Viajando por los Andes: Salta-Uyuni ( y VI)


Por  Eugenio Mateo Otto
Fotos Juan Mateo Piera

 Parte VI 

       El único acceso a Machu Picchu es a través del tren que une Cuzco con Aguas Calientes, en un recorrido que cuesta tres horas. No hay otra ruta.

         Es el año 1458.  Pachacútec, el emperador,  avanza con sus guerreros decidido a conquistar Vilcabamba.  La quebrada por la que trotan es abrupta y el sol apenas se abre paso entre las sombras. El paisaje no pasa desapercibido para el Gran Inca. Manda detenerse a todos. Sudan y tienen sed.

     Mientras los hombres beben, Pachacútec  observa el vuelo de un cóndor sobre las gigantescas siluetas de granito y le sigue, volando a su vez,  por encima de las cumbres, cerca del Dios Sol, su padre. Es su voluntad que él pueda ver por los ojos del ave y también que aquellos dos cerros destaquen su efigie,  como una descomunal representación de sí mismo. Entonces, descubre la planicie que desde  un balcón se abre ante el abismo como una bandeja ofrecida a los cíclopes del cielo.

      La señal de los dioses le llega nítida.

      Ordena a sus hombres ascender las laderas y él se pone al frente. La ascensión es dura pero ellos lo son más. Tras dos días en los que algunos murieron, Pachacútec llega al lugar de su visión. Desde el último recodo, el último aliento se derrama por el lugar en el que se posa la magia que le permite ver las celebraciones de las ofrendas a Wiracocha y  los otros dioses cuando se inaugura su palacio y el templo dedicado  a Inti, unos años más tarde. Pero ahora los augurios aterrizan sobre la realidad del presente. Los valientes que le siguieron sienten temor de la ira de Pacha Mama  por haber mancillado su refugio. Tiene que darles fuerza y para ello les cuenta su proyecto. Picchu se construirá para honrar a los dioses.

     Pronto la eficacia del sistema pone en marcha el sueño del emperador del Tahuantinsuyo  y sus mejores arquitectos manejan con maestría el arte de amansar los ángulos rectos.  Poco a poco, de la manera que  sólo ellos conocían, las cálculos resultaron exactos y el gran milagro se instaló sobre los acantilados convertido en plataforma de encuentro divino. Había nacido Machu Picchu, para gloria del Gran Inca Pachacútec. Para desafiar a los tiempos venideros.  Para maravillar a las gentes por nacer.

     Mientras el autobús ascendía trabajosamente por la carretera Hiran Bingham, (llamada así en memoria del explorador americano que redescubrió Machu Picchu, puesto que el verdadero descubridor había sido el cusqueño Agustín Lizárraga unos años antes, y que se llevó a Yale University la insignificante cantidad de cincuenta mil piezas arqueológicas que aún hoy día el gobierno peruano reclama puesto que sólo fueron devueltas unas trescientas) he imaginado el momento de la decisión de construir esta maravillosa ciudadela litúrgica y sólo apelando a la magia se me ocurren los motivos necesarios para vencer tantas dificultades en pro del Conocimiento.

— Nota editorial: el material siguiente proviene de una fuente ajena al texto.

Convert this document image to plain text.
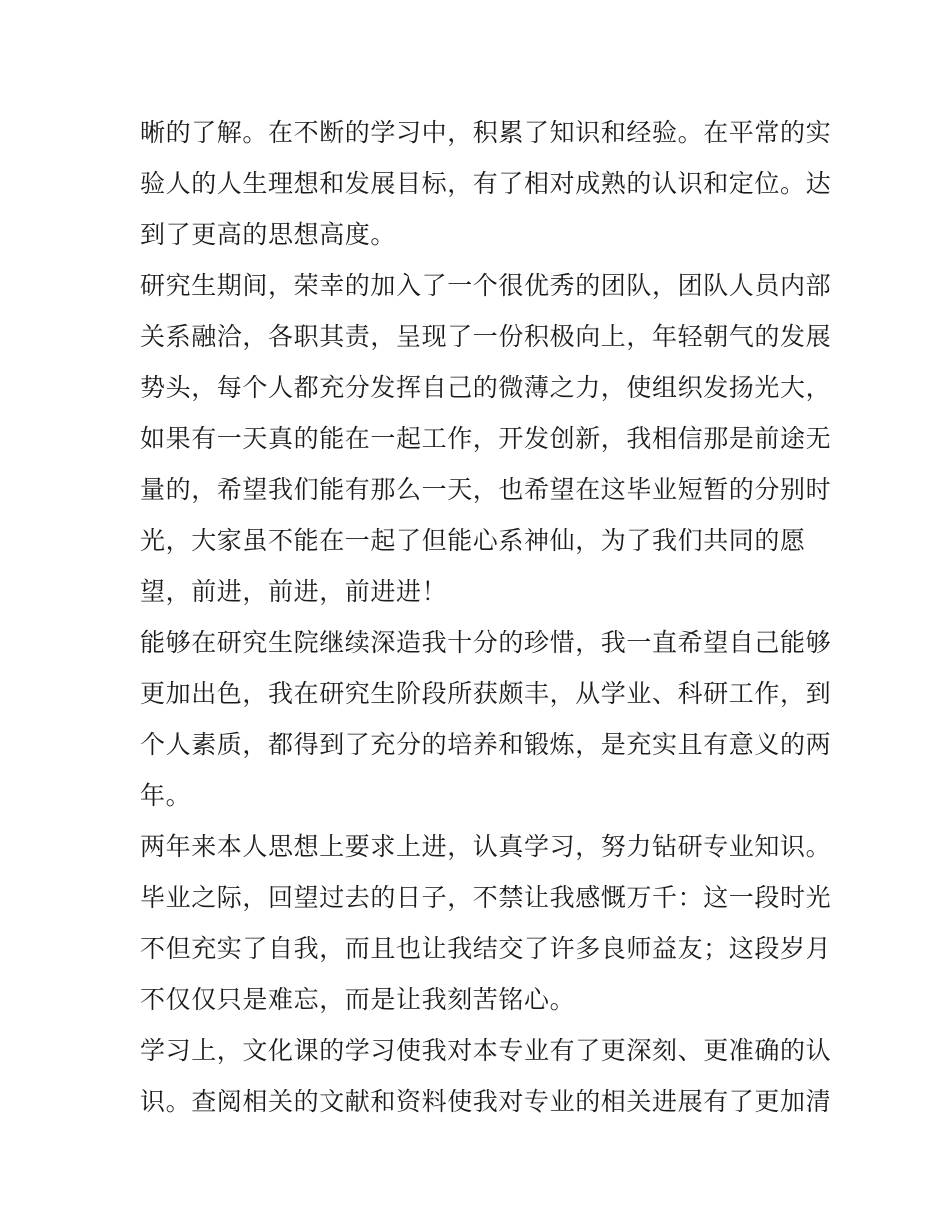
晰的了解。在不断的学习中，积累了知识和经验。在平常的实
验人的人生理想和发展目标，有了相对成熟的认识和定位。达
到了更高的思想高度。
研究生期间，荣幸的加入了一个很优秀的团队，团队人员内部
关系融洽，各职其责，呈现了一份积极向上，年轻朝气的发展
势头，每个人都充分发挥自己的微薄之力，使组织发扬光大，
如果有一天真的能在一起工作，开发创新，我相信那是前途无
量的，希望我们能有那么一天，也希望在这毕业短暂的分别时
光，大家虽不能在一起了但能心系神仙，为了我们共同的愿
望，前进，前进，前进进！
能够在研究生院继续深造我十分的珍惜，我一直希望自己能够
更加出色，我在研究生阶段所获颇丰，从学业、科研工作，到
个人素质，都得到了充分的培养和锻炼，是充实且有意义的两
年。
两年来本人思想上要求上进，认真学习，努力钻研专业知识。
毕业之际，回望过去的日子，不禁让我感慨万千：这一段时光
不但充实了自我，而且也让我结交了许多良师益友；这段岁月
不仅仅只是难忘，而是让我刻苦铭心。
学习上，文化课的学习使我对本专业有了更深刻、更准确的认
识。查阅相关的文献和资料使我对专业的相关进展有了更加清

    Ante la evidencia, estar delante de la unas de las maravillas del mundo no requiere de más palabras. Se trata de aspirar toda la energía que se sea capaz y dar rienda suelta a la imaginación. Lo demás aflora libre y cada uno pensaremos en distintos mundos, algunos incluso en siderales.

    Aguas Caliente vive por y para el turismo. El desordenado crecimiento de la población al amor de los miles de visitantes que llegan hasta aquí cada año, resta importancia a su caserío, que ofrece la estampa hortera de los chiringuitos para turistas pero es lugar de paso obligado. De aquí parten y aquí terminan los buses que suben y bajan del Picchu.  Es una buena ocasión de tomar unas cervezas cusqueñas antes de subir al tren de nuevo.

     Hemos llegado a la meta. Doce días han pasado desde que llegamos a Salta.  Dos mil  quinientos kilómetros bajo nuestros pies y bajo nuestros culos en esos asientos “ergonómicos” de los medios de transporte. Hemos sido invitados de la tierra de los aymaras y quechuas.  Nos hemos visto afectados del mal de altura pero también hemos sentido la respiración a cuatro mil metros de altura.

     Volvemos. Las fronteras se suceden. A pesar de las mejoras en los trasportes elegidos la distancia asusta porque a la llegada a la Argentina habrán sido casi cinco mil los kilómetros que nos han permitido conocer el techo de América. El altiplano de los Hijos del Sol.